Procesos educativos descentralizados, alternativos,
desligados del chantaje de la nota que infunde miedo a través del examen, son
tomados por la sociedad como un acontecimiento desechable, que se toma y se
abandona con la misma facilidad que se arrojan los desechos del día a la
basura.
No son procesos asumidos como una posibilidad de
libertad para explorar y recuperar nuestra autonomía en una búsqueda que, sin
importar las dificultades, debe nutrir el espíritu porque produce placer al
hacerlo, una búsqueda donde abandonamos excusas y otorgamos tiempo y corazón
para resquebrajar el statu quo que sutilmente se tomó nuestras
cabezas.
Pero el corazón de la sociedad flota en veneno y
está cercado con alambre de púas, y responde al miedo programado de décadas de
un sistema educativo que asocia educación con dinero, pues está dictaminado que
se estudia para competir, para sobresalir pisoteando al otro, para destruir
cualquier lazo de solidaridad y ayuda mutua, mientras se persigue el espejismo
de acumular capital a toda costa.
Es una asociación que además se deriva del saqueo
de las condiciones materiales de existencia que el modelo neoliberal, el
capitalismo voraz e insaciable, ha robado a pueblos y naciones.
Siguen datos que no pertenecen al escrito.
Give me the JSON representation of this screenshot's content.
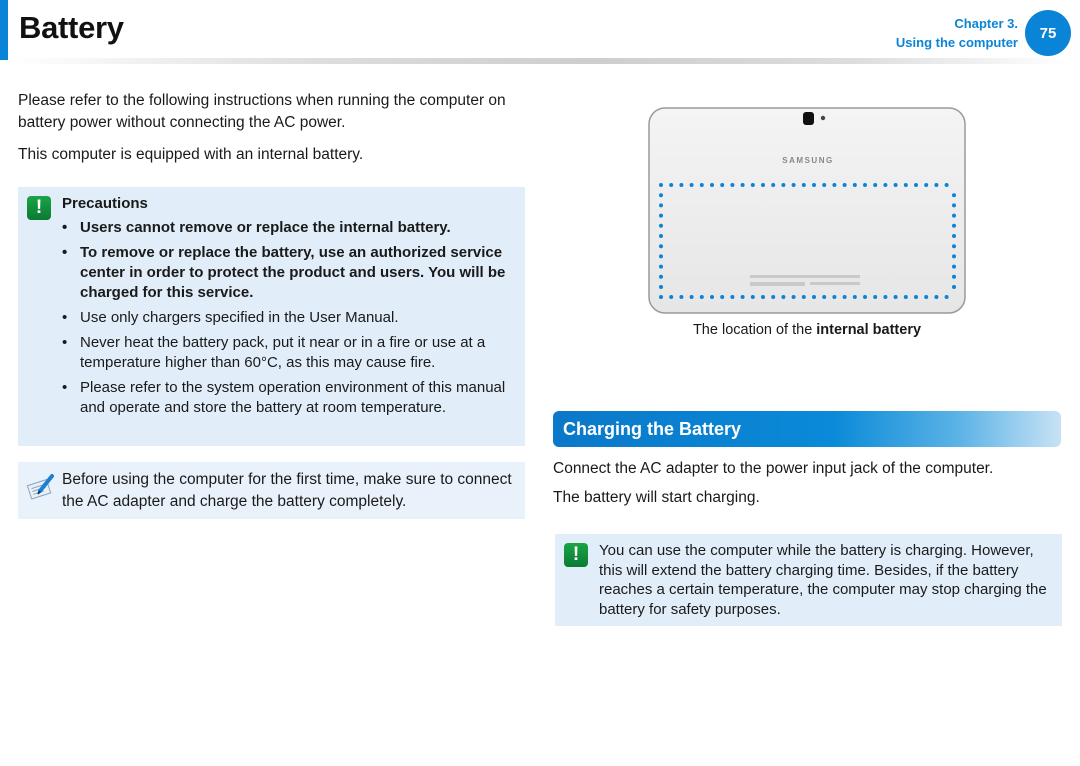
{
  "header": {
    "title": "Battery",
    "chapter_label": "Chapter 3.",
    "chapter_name": "Using the computer",
    "page_number": "75",
    "accent_color": "#0a84d6"
  },
  "intro": {
    "paragraph1": "Please refer to the following instructions when running the computer on battery power without connecting the AC power.",
    "paragraph2": "This computer is equipped with an internal battery."
  },
  "precautions": {
    "icon": "warning-exclamation-icon",
    "title": "Precautions",
    "items": [
      {
        "text": "Users cannot remove or replace the internal battery.",
        "bold": true
      },
      {
        "text": "To remove or replace the battery, use an authorized service center in order to protect the product and users. You will be charged for this service.",
        "bold": true
      },
      {
        "text": "Use only chargers specified in the User Manual.",
        "bold": false
      },
      {
        "text": "Never heat the battery pack, put it near or in a fire or use at a temperature higher than 60°C, as this may cause fire.",
        "bold": false
      },
      {
        "text": "Please refer to the system operation environment of this manual and operate and store the battery at room temperature.",
        "bold": false
      }
    ]
  },
  "note": {
    "icon": "note-pencil-icon",
    "text": "Before using the computer for the first time, make sure to connect the AC adapter and charge the battery completely."
  },
  "figure": {
    "brand": "SAMSUNG",
    "caption_prefix": "The location of the ",
    "caption_bold": "internal battery",
    "highlight_color": "#0a84d6"
  },
  "charging": {
    "section_title": "Charging the Battery",
    "paragraph1": "Connect the AC adapter to the power input jack of the computer.",
    "paragraph2": "The battery will start charging.",
    "tip_icon": "warning-exclamation-icon",
    "tip_text": "You can use the computer while the battery is charging. However, this will extend the battery charging time. Besides, if the battery reaches a certain temperature, the computer may stop charging the battery for safety purposes."
  }
}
La educación
como sinónimo vergonzante de acumulación de dinero se vende como solución a los
desesperanzados que, cada vez más sumergidos en la miseria provocada por las
clases dominantes en el poder, buscan salidas materiales convirtiendo la educación
en castración e irreflexión, y no en liberación y rebeldía para acabar con
Estados y gobiernos tiránicos como el colombiano.
Nada más terrible para una sociedad que los modelos
educativos reproduzcan, en todos los niveles de la vida cotidiana, adormecimiento
y control social a partir del miedo y la falsa ilusión de acumular capital.
La conciencia crítica de cada época aún reposa, a
pesar de todas sus falencias y contradicciones, en la educación, aunque esto se
relegue, se oculte y pretenda ser marginalizado. Recordarlo implica trabajar
para que la rebeldía deje de manifestarse como una excepción y pase a
constituirse en misión de un modelo educativo para un pueblo que lo necesita. Y
ello también recuerda que no existe nada más político que lo cotidiano, pues es
desde este lugar afectivo donde se irrigan los actos que pueden descontaminar a
una sociedad intoxicada por décadas de desesperanza, miedo y opresión.